How meal planning can help you lose weight

Ok, I realise this is a bit of a sweeping 'miracle-cure' statement but meal planning really can help you lose weight. And I'm not talking about calorie-counting, or cabbage soup or any of those horrendous 'meal replacement shake' diets. Nor am I promising that you'll drop a dress size in 3 days, be bikini-ready in a week, or back to your pre-wedding weight in a fortnight. I'm not silly enough to make those kinds of claims (and nor should you be silly enough to fall for them).

This is about good, old-fashioned sensible eating and a little bit of advanced planning. 

Here are some key ways in which meal planning can help you lose weight:

  • Meal planning takes the stress out of choosing what to eat. Long-term stress is a contributing factor in weight gain. Less stress = less weight!
  • Planning balanced meals means no more getting home, staring at an empty fridge and reaching for a takeaway, standard stodgy pasta supper or packet of biscuits for dinner. Less crap = less weight!
  • Cooking an extra portion for dinner means you'll have leftovers for lunch the next day - again no nutrient-void meal deals, same-old sarnies, or skipping lunch and eating your weight in chocolate buttons at 4pm (ahem!)
  • You only buy the ingredients you need for the meals you have planned. That way, there's no need to add in any 'surprise' items like a bumper box of Hob Nobs or a family-size bag of Maltesers. If you don't have these foods in the house, you won't be tempted to eat them. Simples. I recommend doing your food shopping online so as not to be tempted by the 3 for 2's, BOGOFs or unnecessary high sugar treats.
  • Meal planning saves you money. Which you can spend on some fancy new activewear to get that bum in shape ;)

It's really simple, and I'm going to show you how I do it. For breakfast, I suggest you stick to low sugar, high protein options such as:

Step by step instructions on how to meal plan

Step 1

Sit down on a Saturday or a Sunday with your blank planner and your diary. 

In the 'What's On' column on the right, write down all your plans for the week: kids' activities, nights out, playdates, lunch dates, hubby working late etc.

This allows you to plan in meals to fit around your schedule. You might need a quick supper if you know you'll be late home one evening, or no supper at all if you'll be out. 

Step 2

Have a think about what you already have in your fridge and cupboards from last week that can go towards next week's meals. Having a well-stocked store cupboard and some frozen essentials comes in really handy here.

The idea is that you should only need to top up your shop with fresh ingredients (fruit, veg and meat/fish) every week, and replace your store-cupboard essentials less frequently.

Getting something like an organic vegetable box delivered every week can help with planning meals around some of these ingredients. One less thing to think about!


  • Brown rice, lentils and frozen peas:
    • Add chicken and broccoli to make a meal grilled chicken on a bed of lentils and rice, with a side of steamed peas and broccoli. I'd add a nice squeeze of lemon and a good drizzle of olive oil over this or it could be a bit dry! A curry is also really easy to throw together with a good stock of spices. This butternut squash, lentil and spinach curry is one of my favourites.
  • Frozen prawns and rice noodles:
    • Add mixed veg such as spring onions, babycorn and sliced carrots and make a lovely stir-fry with tamari, sesame oil and fresh lime.
  • Onions, carrots and sweet potatoes:
    • Chuck these in the slow cooker with a pack of diced lamb (lamb casserole recipe) or beef and you've got a casserole ready for one of those busy evenings.

Step 3

Plan your meals in. Try to plan a variety of different vegetables, plant and animal protein throughout the week to ensure you're getting a good balance of vitamins and minerals. So I might go for two fish dishes, a chicken dish, one or two meat dishes and a vegetarian meal. Although as I am avoiding grains and legumes due my thyroid condition I tend to eat more meat and veg-based dishes at the moment.

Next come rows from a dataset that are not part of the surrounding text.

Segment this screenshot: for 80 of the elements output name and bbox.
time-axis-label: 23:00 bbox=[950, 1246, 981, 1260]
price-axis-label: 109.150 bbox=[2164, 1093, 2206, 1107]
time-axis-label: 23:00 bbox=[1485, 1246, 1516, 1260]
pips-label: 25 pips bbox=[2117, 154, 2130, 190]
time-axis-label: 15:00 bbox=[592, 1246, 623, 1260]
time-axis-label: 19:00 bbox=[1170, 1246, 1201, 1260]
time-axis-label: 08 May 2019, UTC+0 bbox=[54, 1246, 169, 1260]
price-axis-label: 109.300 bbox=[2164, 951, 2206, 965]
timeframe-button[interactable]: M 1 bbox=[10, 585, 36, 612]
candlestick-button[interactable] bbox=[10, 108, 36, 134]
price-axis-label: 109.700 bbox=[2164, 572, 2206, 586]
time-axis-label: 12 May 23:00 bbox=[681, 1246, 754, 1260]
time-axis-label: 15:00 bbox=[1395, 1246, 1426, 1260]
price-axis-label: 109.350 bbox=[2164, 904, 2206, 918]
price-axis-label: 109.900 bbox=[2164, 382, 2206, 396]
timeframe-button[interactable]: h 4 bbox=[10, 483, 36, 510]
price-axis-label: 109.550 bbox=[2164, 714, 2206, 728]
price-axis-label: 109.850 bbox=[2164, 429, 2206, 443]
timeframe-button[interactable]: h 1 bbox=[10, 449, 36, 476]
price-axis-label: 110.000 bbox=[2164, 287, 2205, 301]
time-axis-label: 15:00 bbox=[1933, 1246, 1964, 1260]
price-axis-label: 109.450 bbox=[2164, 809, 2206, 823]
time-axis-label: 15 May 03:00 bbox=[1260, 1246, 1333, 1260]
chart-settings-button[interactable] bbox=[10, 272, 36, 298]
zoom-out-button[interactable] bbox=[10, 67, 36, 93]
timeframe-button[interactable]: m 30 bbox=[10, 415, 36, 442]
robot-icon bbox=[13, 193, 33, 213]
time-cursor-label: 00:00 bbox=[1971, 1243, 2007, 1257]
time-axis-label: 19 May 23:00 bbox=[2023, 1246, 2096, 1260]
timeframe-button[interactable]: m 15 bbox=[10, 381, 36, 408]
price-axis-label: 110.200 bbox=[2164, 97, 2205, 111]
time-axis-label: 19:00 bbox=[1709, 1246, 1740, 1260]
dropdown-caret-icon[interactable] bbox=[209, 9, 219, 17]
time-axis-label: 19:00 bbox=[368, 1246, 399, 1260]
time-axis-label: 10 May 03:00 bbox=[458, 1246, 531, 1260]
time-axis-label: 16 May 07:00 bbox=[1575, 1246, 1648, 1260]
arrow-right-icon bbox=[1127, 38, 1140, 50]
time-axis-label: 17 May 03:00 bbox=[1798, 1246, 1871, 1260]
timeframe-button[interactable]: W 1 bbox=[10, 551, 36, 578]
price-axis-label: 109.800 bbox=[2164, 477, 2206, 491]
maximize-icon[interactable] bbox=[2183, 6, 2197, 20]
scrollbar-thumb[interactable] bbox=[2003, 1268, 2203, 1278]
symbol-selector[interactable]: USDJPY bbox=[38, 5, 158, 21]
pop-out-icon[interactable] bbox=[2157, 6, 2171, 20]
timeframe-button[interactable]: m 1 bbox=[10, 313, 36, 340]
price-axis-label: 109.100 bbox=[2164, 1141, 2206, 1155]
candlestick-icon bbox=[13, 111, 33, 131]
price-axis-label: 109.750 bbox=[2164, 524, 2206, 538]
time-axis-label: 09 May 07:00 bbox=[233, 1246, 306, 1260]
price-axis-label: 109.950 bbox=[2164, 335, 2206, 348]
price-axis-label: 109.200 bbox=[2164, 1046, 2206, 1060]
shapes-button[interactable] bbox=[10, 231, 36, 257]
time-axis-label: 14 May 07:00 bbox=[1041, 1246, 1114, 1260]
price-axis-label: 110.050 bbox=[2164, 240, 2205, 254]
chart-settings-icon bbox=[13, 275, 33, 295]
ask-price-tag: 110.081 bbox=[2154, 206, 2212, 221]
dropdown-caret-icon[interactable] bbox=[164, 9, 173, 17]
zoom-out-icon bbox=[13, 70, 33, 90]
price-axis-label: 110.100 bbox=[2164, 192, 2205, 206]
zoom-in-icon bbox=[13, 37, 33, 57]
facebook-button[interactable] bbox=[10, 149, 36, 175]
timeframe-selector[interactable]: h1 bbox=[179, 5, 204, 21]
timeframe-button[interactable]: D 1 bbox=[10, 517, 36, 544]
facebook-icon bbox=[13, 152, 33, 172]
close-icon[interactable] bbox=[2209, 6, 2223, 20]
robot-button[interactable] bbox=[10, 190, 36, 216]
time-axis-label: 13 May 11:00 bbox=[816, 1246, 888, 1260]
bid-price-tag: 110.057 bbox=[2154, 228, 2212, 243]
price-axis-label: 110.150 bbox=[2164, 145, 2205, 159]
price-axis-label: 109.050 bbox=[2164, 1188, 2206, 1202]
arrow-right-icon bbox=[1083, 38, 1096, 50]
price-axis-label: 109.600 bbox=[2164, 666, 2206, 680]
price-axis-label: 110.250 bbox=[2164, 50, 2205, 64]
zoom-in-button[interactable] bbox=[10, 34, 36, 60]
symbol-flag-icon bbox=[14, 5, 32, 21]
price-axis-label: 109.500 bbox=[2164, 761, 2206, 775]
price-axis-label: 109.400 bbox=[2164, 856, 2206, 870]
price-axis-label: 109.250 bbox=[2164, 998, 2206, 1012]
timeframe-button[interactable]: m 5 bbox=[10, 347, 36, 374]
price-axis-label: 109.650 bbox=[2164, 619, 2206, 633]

You can build up a repertoire of recipes from various places and keep them folder - have a look on blogs, (like this one!), websites like BBC Food, or supplements like the Observer Food Monthly. Waitrose's free monthly magazine usually has some lovely recipes too. Some weeks, I'll pick up one of my cookbooks and decide to cook all my meals out of this. It's a great way of learning new recipes and building up your skills. And actually using a cookbook! 

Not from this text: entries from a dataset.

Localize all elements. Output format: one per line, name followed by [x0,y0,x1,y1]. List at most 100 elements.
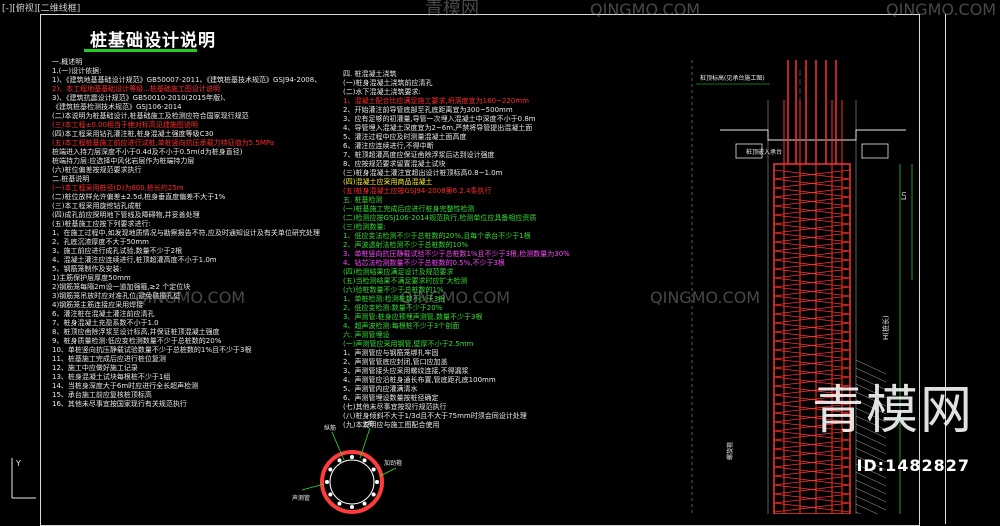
note-line: 1、在施工过程中,如发现地质情况与勘察报告不符,应及时通知设计及有关单位研究处理 [52,229,320,237]
note-line: 一.概述明 [52,58,83,66]
note-line: 1.(一)设计依据: [52,67,102,75]
note-line: (五)本工程桩基施工前应进行试桩,单桩竖向抗压承载力特征值为5.5MPa [52,139,275,147]
section-rebars [325,455,379,509]
elevation-label: H(桩长) [881,315,890,340]
elevation-label: Ln [900,192,908,200]
note-line: 13、桩身混凝土试块每根桩不少于1组 [52,373,171,381]
note-line: (三)本工程±0.00相当于绝对标高见建施图说明 [52,121,198,129]
elevation-label: 桩顶嵌入承台 [746,148,782,156]
top-rebars [787,60,837,164]
note-line: (二)桩位放样允许偏差±2.5d,桩身垂直度偏差不大于1% [52,193,226,201]
note-line: 16、其他未尽事宜按国家现行有关规范执行 [52,400,187,408]
rebar-dot [362,501,367,506]
note-line: (一)本工程采用桩径(D)为800,桩长约25m [52,184,184,192]
note-line: (七)其他未尽事宜按现行规范执行 [343,403,447,411]
note-line: (六)桩位偏差按规范要求执行 [52,166,142,174]
note-line: 2、孔底沉渣厚度不大于50mm [52,238,149,246]
note-line: 五. 桩基检测 [343,196,383,204]
note-line: 1)、《建筑地基基础设计规范》GB50007-2011、《建筑桩基技术规范》GS… [52,76,322,84]
note-line: 3)、《建筑抗震设计规范》GB50010-2010(2015年版)、 [52,94,230,102]
note-line: 六. 声测管埋设 [343,331,390,339]
viewport-label[interactable]: [-][俯视][二维线框] [2,1,80,14]
hatch-line [855,495,887,511]
watermark: QINGMO.COM [135,288,246,307]
title-underline [84,49,197,52]
middle-notes-column: 四. 桩混凝土浇筑 (一)桩身混凝土浇筑前应清孔 (二)水下混凝土浇筑要求: 1、混凝… [343,70,643,450]
note-line: 1、低应变法检测不少于总桩数的20%,且每个承台不少于1根 [343,232,531,240]
note-line: (四)混凝土应采用商品混凝土 [343,178,433,186]
note-line: (一)声测管应采用钢管,壁厚不小于2.5mm [343,340,474,348]
note-line: 8、应按规范要求留置混凝土试块 [343,160,446,168]
note-line: 1)主筋保护层厚度50mm [52,274,131,282]
note-line: 2、开始灌注前导管底部至孔底距离宜为300~500mm [343,106,513,114]
note-line: (五)桩身混凝土应按GSJ94-2008第6.2.4条执行 [343,187,492,195]
section-label: 加劲箍 [384,459,402,467]
pile-cross-section: 纵筋 主筋 声测管 加劲箍 [292,420,402,514]
note-line: 3、单桩竖向抗压静载试验不少于总桩数1%且不少于3根,检测数量为30% [343,250,570,258]
note-line: (二)水下混凝土浇筑要求: [343,88,421,96]
note-line: 5、灌注过程中应及时测量混凝土面高度 [343,133,467,141]
note-line: 1、混凝土配合比应满足施工要求,坍落度宜为180~220mm [343,97,529,105]
rebar-dot [350,455,354,459]
note-line: 2、声测管管底应封闭,管口应加盖 [343,358,448,366]
note-line: 4、混凝土灌注应连续进行,桩顶超灌高度不小于1.0m [52,256,217,264]
note-line: 6、声测管埋设数量按桩径确定 [343,394,439,402]
note-line: (一)桩身混凝土浇筑前应清孔 [343,79,433,87]
watermark: QINGMO.COM [650,288,761,307]
note-line: 桩端进入持力层深度不小于0.4d及不小于0.5m(d为桩身直径) [52,148,243,156]
note-line: (二)检测应按GSJ106-2014规范执行,检测单位应具备相应资质 [343,214,537,222]
note-line: 8、桩顶应凿除浮浆至设计标高,并保证桩顶混凝土强度 [52,328,220,336]
section-label: 声测管 [292,494,310,502]
section-label: 纵筋 [324,424,336,432]
note-line: 1、声测管应与钢筋笼绑扎牢固 [343,349,439,357]
note-line: 11、桩基施工完成后应进行桩位复测 [52,355,166,363]
rebar-dot [371,467,376,472]
note-line: 5、钢筋笼制作及安装: [52,265,122,273]
spiral-hoops [773,169,851,513]
note-line: (四)检测结果应满足设计及规范要求 [343,268,454,276]
note-line: 4、导管埋入混凝土深度宜为2~6m,严禁将导管提出混凝土面 [343,124,533,132]
rebar-dot [337,458,342,463]
note-line: 6、灌注应连续进行,不得中断 [343,142,434,150]
note-line: 12、施工中应做好施工记录 [52,364,138,372]
note-line: 15、承台施工前应复核桩顶标高 [52,391,152,399]
note-line: 2)、本工程地基基础设计等级...桩基础施工图设计说明 [52,85,220,93]
pile-cap-outline [720,129,906,141]
brand-watermark: 青模网 [811,381,974,441]
rebar-dot [375,480,379,484]
page-title: 桩基础设计说明 [90,31,216,51]
hatch-line [855,479,887,495]
note-line: 4、超声波检测:每根桩不少于3个剖面 [343,322,460,330]
note-line: (二)本说明为桩基础设计,桩基础施工及检测应符合国家现行规范 [52,112,249,120]
note-line: 《建筑桩基检测技术规范》GSJ106-2014 [52,103,182,111]
hatch-line [855,487,887,503]
note-line: 二.桩基说明 [52,175,90,183]
note-line: 四. 桩混凝土浇筑 [343,70,397,78]
rebar-dot [362,458,367,463]
rebar-dot [328,467,333,472]
note-line: 6、灌注桩在混凝土灌注前应清孔 [52,310,155,318]
ucs-axis-icon: Y [11,458,36,499]
elevation-label: 螺旋箍 [726,442,734,460]
note-line: 3、声测管:桩身应预埋声测管,数量不少于3根 [343,313,483,321]
rebar-dot [371,492,376,497]
pile-inner-circle [329,459,375,505]
note-line: 4、声测管应沿桩身通长布置,管底距孔底100mm [343,376,496,384]
rebar-dot [350,505,354,509]
rebar-dot [337,501,342,506]
pile-cap-right [861,143,889,159]
note-line: 5、声测管内应灌满清水 [343,385,418,393]
note-line: (一)桩基施工完成后应进行桩身完整性检测 [343,205,475,213]
note-line: 7、桩身混凝土充盈系数不小于1.0 [52,319,159,327]
note-line: (三)桩身混凝土灌注宜超出设计桩顶标高0.8~1.0m [343,169,503,177]
section-label: 主筋 [362,420,374,428]
right-frame-edge [945,14,946,524]
hatch-line [855,503,879,514]
watermark: QINGMO.COM [590,0,701,19]
note-line: (四)成孔前应探明地下管线及障碍物,并妥善处理 [52,211,200,219]
note-line: 桩端持力层:应选择中风化岩层作为桩端持力层 [52,157,195,165]
rebar-dot [328,492,333,497]
watermark: QINGMO.COM [400,288,511,307]
note-line: 3、声测管接头应采用螺纹连接,不得漏浆 [343,367,469,375]
note-line: 9、桩身质量检测:低应变检测数量不少于总桩数的20% [52,337,222,345]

Make your shopping list based on the meals in the planner and aim to do your shopping online.

I'm a big fan of using leftovers for lunch the next day, or building a new meal out of some reheated ingredients of the previous day's dinner. I have included some tips on how to do this in my 5 day lunch and dinner meal plan which you can access by the clicking the link below. 

I don't like to spend hours in the kitchen any more than the next person, but at the end of a long day, I want to nourish my body with some good food. I hope I can inspire you to get meal planning, get organised, take the stress out of deciding what to eat and, in the long-term, help you to lose weight!